Stanza in vero superba apparecchiava
Fra le chiostre de’ monti e la marina
12Che accarezzando la circonda e lava,
Alla fatata sobole latina
Favorevole Iddio che il portentoso
15Albergo le munia come a regina.
Nè corcato sui fiori e neghittoso
Popolo già nudrì questa contrada
18Surta pur ora da servil riposo;
Bensì duro e guerrier che colla spada
I termini toccò dell’universo,
21Di lauro ornando la sanguigna strada.
In cavo nicchio per tremoto emerso,
O per torrenti allo splendor del sole
24Tutto un mondo tu scorgi ora sommerso;
E dal pondo de’ cranî e dalla mole
D’impietrata mandibola argomenti
27D’estinte belve gigantesca prole.
Ma se lungo la Chiana e le correnti
Dell’Ombron tortuose il passo arresti,
30Salir vedi di terra i monumenti
Della velata Etruria, e manifesti
Ne’ pinti vasi di possenti schiatte
33Miri i gran corpi e le pompose vesti.
Contro i secoli ancor Roma combatte
Vittorïosa, e le gran membra ostenta
36Da tanto ferro e tanta fiamma intatte,
Già del mondo maestra, che rammenta
A noi l’eccelso cómpito e riprende
39Qual pari all’ardua soma il cor non senta.
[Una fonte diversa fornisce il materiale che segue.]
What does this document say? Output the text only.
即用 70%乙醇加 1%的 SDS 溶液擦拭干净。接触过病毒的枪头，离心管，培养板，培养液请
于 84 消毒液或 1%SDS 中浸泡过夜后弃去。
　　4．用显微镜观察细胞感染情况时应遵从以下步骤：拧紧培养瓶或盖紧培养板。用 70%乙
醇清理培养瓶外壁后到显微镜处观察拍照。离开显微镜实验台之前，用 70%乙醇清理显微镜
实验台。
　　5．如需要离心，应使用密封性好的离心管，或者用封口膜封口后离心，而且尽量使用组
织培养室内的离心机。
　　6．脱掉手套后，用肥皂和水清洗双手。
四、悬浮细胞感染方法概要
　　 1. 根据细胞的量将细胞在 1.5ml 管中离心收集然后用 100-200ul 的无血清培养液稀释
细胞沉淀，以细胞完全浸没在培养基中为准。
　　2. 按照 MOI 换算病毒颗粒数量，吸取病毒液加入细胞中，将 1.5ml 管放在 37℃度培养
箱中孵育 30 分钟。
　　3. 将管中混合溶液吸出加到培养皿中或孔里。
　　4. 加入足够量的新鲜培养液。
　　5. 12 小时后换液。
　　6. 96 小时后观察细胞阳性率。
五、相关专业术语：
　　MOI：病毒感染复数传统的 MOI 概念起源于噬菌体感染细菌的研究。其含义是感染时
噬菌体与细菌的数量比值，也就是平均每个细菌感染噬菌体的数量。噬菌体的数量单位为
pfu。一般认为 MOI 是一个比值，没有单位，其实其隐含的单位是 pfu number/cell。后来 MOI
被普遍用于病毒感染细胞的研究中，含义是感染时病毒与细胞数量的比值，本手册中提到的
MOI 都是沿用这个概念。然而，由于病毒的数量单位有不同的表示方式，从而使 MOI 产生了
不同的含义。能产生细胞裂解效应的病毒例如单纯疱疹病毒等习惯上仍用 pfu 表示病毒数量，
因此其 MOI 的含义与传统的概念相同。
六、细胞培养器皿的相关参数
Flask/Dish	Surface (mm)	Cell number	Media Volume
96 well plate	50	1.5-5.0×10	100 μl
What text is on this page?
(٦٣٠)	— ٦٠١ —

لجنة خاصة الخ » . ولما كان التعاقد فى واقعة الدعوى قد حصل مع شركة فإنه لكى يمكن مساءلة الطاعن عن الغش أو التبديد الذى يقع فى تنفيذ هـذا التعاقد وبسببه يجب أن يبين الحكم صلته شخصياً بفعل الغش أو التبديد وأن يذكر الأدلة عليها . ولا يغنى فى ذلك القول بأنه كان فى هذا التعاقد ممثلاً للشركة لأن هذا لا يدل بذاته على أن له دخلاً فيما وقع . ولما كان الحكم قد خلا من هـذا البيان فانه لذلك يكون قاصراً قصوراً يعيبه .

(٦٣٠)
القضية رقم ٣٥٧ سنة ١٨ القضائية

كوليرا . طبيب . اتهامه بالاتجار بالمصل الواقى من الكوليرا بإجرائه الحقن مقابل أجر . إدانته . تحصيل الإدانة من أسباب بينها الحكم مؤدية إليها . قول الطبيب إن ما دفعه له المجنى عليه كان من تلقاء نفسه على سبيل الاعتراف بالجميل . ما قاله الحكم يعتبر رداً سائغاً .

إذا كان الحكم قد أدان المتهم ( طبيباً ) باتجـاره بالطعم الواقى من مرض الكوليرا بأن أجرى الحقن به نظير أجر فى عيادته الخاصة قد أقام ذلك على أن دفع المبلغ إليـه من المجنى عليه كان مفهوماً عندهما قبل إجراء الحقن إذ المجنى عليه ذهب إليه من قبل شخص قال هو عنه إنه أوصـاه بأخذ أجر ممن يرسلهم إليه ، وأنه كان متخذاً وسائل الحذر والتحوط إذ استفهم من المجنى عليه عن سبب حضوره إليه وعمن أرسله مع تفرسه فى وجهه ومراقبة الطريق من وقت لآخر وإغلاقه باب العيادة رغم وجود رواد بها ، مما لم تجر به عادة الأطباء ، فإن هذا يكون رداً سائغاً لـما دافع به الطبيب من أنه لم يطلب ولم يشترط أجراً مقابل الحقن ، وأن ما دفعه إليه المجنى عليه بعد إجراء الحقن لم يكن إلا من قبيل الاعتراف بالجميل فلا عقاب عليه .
Bello, come soleva, ancor risplende
L’italo sol che dal Cenisio al Faro
42Mirabil possa d’intelletti accende;
Ma le virtù che agli avi il petto armaro,
Ferreo voler, sublimità di core,
45All’Italia or contende il fato avaro.
Splender desia d’intempestivo onore
Qual più la patria di servir si vanta,
48E del tardo poggiar sente rossore,
Quando tarda veggiam crescer la pianta
Che il dolce pome al villanel matura
51Nè sol di ombre infeconde il suolo ammanta.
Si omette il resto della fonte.